Elle fit un salut militaire, monta dans sa voiture et fila.


Je consacrai ma dernière journée à Abby. Elle me demanda si j’accepterais de lui faire les ongles et un brushing ; elle avait encore envie d’être coquette, et n’osait pas demander ça à Judith, par pudeur. Elle avait remarqué que je prenais à nouveau soin de moi et estimait que j’étais parfaite pour cette tâche. Cette intimité entre femmes nous rapprocha davantage. Nous étions installées dans leur chambre. Des photos d’Edward et de Judith enfants ornaient le dessus des commodes. Les voir en uniforme scolaire me fit sourire.

— Es-tu heureuse d’être venue nous voir ? me demanda Abby alors que je lui posais son vernis, toutes deux assises sur son lit.

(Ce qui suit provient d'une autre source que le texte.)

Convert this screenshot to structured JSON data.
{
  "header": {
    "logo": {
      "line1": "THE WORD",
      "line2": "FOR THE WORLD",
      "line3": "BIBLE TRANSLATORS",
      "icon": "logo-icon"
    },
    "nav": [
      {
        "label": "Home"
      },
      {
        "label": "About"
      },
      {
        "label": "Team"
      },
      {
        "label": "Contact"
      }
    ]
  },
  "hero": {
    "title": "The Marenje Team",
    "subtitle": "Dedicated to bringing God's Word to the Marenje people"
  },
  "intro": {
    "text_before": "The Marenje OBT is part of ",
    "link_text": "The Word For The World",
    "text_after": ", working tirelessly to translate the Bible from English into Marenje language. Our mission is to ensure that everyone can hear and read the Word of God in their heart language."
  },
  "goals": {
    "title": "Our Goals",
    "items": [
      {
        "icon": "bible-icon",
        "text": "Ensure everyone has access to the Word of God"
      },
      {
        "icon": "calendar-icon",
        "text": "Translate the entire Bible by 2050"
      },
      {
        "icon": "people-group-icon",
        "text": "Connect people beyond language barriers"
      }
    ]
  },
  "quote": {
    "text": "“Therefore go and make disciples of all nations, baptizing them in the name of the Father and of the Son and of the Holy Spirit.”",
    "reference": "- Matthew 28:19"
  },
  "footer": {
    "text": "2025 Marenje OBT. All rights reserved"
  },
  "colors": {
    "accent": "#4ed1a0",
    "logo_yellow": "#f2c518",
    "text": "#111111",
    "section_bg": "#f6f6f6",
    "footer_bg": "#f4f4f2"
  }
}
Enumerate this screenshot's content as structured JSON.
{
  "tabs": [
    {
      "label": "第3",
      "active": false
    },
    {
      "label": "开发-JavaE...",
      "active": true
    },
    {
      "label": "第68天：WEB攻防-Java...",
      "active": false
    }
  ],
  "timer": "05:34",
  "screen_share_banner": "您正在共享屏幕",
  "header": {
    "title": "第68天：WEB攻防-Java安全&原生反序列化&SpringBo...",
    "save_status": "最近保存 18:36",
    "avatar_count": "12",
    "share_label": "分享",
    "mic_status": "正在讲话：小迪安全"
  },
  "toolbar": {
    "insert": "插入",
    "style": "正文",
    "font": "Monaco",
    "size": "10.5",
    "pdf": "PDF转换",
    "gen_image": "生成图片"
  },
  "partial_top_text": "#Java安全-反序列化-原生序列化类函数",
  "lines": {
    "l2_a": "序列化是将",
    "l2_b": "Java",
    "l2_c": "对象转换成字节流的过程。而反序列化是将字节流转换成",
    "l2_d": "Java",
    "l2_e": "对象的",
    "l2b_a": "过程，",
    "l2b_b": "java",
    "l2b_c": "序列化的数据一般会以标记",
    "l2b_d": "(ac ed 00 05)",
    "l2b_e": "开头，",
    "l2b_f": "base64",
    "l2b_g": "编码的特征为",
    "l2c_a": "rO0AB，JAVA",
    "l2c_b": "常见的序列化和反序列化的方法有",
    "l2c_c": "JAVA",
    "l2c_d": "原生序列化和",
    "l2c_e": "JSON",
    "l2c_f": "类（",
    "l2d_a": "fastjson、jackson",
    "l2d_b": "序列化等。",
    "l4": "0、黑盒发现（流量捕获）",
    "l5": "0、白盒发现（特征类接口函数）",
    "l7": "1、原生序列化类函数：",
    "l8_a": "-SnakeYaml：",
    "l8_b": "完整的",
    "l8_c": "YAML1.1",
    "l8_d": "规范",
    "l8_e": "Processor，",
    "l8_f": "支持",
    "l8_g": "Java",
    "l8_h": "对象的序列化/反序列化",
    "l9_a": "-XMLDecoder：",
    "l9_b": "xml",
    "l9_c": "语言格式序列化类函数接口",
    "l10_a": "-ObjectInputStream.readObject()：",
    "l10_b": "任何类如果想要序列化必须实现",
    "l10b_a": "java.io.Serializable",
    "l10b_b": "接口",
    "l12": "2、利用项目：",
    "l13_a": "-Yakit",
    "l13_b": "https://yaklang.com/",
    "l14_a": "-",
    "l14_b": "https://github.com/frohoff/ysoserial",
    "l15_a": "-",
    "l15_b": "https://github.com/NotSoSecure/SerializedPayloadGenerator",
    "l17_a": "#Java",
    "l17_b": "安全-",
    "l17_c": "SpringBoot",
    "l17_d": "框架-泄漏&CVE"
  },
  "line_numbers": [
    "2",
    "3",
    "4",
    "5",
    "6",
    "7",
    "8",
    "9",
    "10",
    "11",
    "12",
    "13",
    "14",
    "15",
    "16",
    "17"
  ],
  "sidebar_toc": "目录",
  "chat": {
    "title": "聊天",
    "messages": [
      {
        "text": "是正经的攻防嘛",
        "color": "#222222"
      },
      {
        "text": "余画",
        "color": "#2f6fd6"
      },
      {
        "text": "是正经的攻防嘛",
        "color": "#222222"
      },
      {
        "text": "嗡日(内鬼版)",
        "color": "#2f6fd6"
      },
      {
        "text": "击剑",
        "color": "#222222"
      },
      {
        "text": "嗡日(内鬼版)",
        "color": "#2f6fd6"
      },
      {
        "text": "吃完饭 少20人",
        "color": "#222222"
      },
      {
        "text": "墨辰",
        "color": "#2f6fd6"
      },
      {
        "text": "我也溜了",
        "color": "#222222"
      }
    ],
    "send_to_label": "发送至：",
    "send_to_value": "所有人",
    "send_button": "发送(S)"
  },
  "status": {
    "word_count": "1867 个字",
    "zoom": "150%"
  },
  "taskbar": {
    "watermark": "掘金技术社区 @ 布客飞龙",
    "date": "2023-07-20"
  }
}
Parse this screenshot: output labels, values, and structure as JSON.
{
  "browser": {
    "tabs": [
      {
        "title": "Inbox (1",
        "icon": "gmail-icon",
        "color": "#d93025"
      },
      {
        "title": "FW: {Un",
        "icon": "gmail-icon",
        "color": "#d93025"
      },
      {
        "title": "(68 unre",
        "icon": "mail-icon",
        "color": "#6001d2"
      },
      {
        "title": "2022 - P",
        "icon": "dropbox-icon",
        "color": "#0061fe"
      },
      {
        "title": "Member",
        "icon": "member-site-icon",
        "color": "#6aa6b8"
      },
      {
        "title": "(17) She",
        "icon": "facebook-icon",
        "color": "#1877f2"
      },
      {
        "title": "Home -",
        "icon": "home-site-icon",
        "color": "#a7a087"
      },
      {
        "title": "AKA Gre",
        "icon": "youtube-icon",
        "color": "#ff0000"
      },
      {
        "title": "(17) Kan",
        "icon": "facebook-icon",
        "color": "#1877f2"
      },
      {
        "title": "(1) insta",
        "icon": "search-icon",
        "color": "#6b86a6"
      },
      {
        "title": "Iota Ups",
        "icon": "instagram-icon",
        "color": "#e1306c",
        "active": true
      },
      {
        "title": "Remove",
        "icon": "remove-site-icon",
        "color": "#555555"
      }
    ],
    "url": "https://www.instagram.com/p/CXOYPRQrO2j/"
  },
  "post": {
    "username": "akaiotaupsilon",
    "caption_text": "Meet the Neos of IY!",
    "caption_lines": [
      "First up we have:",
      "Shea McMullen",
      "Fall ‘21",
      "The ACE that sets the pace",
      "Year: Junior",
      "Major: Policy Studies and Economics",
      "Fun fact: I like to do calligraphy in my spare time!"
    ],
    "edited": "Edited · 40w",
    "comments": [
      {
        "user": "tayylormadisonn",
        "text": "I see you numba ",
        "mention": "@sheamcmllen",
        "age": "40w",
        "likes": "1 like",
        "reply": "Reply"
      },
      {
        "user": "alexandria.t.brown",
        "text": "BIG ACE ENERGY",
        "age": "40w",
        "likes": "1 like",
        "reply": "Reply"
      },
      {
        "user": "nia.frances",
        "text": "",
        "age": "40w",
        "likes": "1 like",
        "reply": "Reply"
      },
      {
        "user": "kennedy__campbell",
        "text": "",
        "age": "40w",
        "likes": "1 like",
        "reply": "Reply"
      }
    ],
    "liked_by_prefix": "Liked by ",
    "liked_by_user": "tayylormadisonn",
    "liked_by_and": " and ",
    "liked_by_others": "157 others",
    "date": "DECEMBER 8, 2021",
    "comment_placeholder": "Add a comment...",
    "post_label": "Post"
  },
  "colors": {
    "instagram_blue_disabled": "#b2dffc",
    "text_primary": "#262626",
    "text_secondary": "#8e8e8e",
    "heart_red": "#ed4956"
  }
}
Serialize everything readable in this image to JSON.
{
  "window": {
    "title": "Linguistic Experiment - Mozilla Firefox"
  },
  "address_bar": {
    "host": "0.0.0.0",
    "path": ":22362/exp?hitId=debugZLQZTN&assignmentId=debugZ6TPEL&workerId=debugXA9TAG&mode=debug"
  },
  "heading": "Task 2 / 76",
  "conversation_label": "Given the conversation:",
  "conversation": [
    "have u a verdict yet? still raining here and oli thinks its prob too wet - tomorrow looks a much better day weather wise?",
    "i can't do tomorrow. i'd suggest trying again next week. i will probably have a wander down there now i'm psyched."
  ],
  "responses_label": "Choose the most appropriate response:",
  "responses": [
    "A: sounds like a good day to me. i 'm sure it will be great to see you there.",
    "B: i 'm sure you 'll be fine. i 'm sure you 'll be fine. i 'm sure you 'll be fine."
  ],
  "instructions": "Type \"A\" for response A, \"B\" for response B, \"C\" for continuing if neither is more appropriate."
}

— Oh que oui ! Sois tranquille.

— Et avec Edward ?

— Ils vont passer me dire au revoir après l’école, enfin, c’est ce qu’il m’a dit hier…

— Et c’est tout ?

— Bah oui…

Nous fûmes interrompues par Jack, qui m’appelait du rez-de-chaussée. Declan et son père venaient d’arriver, justement. Il était l’heure des au revoir. Abby m’accompagna en me tenant par le bras, je sentais ses yeux scrutateurs sur moi. En bas de l’escalier, elle me lâcha pour s’asseoir dans son fauteuil, échangeant avec Jack un coup d’œil qui ne présageait rien de bon.

— Salut, me contentai-je de dire à Declan et à Edward.

Je fuis le regard du père et décidai d’affronter plutôt celui du fils, qui s’approcha de moi pour me faire un bisou.

— C’était bien l’école aujourd’hui ?

— Oui !

— Approche-toi, fiston, j’ai quelque chose à te montrer, l’apostropha Jack.

Declan s’exécuta. Je n’eus d’autre choix que de me tourner vers Edward.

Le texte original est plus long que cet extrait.